Als Goethe an seiner Farbenlehre arbeitete, um das Jahr 1804, sammelte der Engländer Thomas Young Belege für Interferenzerscheinungen von Licht und entwickelte dabei Vorläufer des heutigen Doppelspaltexperimentes[17]. Während sich in der Gemeinde der Physiker von Goethes Zeit die Frage zuspitzte, ob Licht denn aus Teilchen oder Wellen bestünde, schien Goethe die Frage, was Licht denn eigentlich sei, nicht interessiert zu haben[21]. Für Goethe interessant war nur die Frage, was uns die Natur sagen will.
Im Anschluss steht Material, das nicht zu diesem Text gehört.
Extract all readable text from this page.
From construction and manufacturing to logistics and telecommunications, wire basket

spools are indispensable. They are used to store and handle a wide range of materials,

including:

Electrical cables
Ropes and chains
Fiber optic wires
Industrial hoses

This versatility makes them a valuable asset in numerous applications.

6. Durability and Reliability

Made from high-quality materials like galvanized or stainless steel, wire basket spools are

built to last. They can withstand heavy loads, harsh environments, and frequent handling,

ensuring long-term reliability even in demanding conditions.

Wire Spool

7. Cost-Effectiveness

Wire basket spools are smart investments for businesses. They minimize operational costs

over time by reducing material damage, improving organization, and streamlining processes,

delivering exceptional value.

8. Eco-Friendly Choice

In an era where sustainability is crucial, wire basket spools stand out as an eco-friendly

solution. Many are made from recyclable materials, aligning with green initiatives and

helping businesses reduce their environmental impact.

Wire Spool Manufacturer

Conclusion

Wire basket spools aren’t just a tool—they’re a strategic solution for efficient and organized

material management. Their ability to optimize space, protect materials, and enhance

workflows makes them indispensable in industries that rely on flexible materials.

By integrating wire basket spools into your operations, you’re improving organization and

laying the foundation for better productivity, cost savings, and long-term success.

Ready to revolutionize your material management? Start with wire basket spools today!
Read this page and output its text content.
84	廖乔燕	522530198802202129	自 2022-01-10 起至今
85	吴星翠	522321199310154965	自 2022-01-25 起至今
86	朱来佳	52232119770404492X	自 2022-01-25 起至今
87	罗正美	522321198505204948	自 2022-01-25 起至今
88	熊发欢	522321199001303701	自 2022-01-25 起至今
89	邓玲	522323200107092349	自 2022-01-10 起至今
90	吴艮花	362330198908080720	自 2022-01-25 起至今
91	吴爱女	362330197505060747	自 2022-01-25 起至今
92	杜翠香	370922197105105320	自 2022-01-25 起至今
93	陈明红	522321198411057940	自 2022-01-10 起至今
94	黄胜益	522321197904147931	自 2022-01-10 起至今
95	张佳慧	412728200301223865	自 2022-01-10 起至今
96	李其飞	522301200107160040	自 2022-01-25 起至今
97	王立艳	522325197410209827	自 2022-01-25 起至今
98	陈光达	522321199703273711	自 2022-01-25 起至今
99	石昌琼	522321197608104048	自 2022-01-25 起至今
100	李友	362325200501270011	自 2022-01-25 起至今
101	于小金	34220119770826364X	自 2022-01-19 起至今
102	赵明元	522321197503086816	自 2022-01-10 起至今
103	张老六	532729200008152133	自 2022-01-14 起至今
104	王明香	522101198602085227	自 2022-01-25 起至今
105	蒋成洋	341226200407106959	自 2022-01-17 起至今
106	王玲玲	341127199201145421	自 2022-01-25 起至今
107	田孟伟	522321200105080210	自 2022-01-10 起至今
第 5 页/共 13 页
Goethe in der Sicht anderer Physiker
Noch im selben Jahr 1810, als Goethe seine Farbenlehre erstmals veröffentlichte[4], antworteten anerkannte Physiker mit deren Zurückweisung[5]. Obwohl namhafte Physiker Goethes manche von Goethes Grundideen durchaus würdigten[1][2], ist Goethes Farbenlehre unter Physikern heute nicht anerkannt.
MERKSATZ:
2.0 Goethes Farbenlehre wurde von den Physikern seiner Zeit weitgehend ignoriert.
2.0 Goethes Farbenlehre wurde von den Physikern seiner Zeit weitgehend ignoriert.
Ein Grund dafür war sicherlich Goethes Weigerung oder Unfähigkeit, sich auf einem mathematisierte Darstellung seiner Ergebnisse einzulassen[7]. Und Mathematik galt und gilt als ein Passwort für ernsthafte Physik.[30] Auch lehnte Goethe jede Modellbildung ab. Während Newton Licht etwa als Strahlen deuten wollte[8] oder Francesco Maria Grimaldi als Wellenphänomen[9], zeigte Goethe kein Interesse an der Frage, was Licht den eigentlich sei, sondern was uns die Natur mit ihren Lichtphänomen sagen will.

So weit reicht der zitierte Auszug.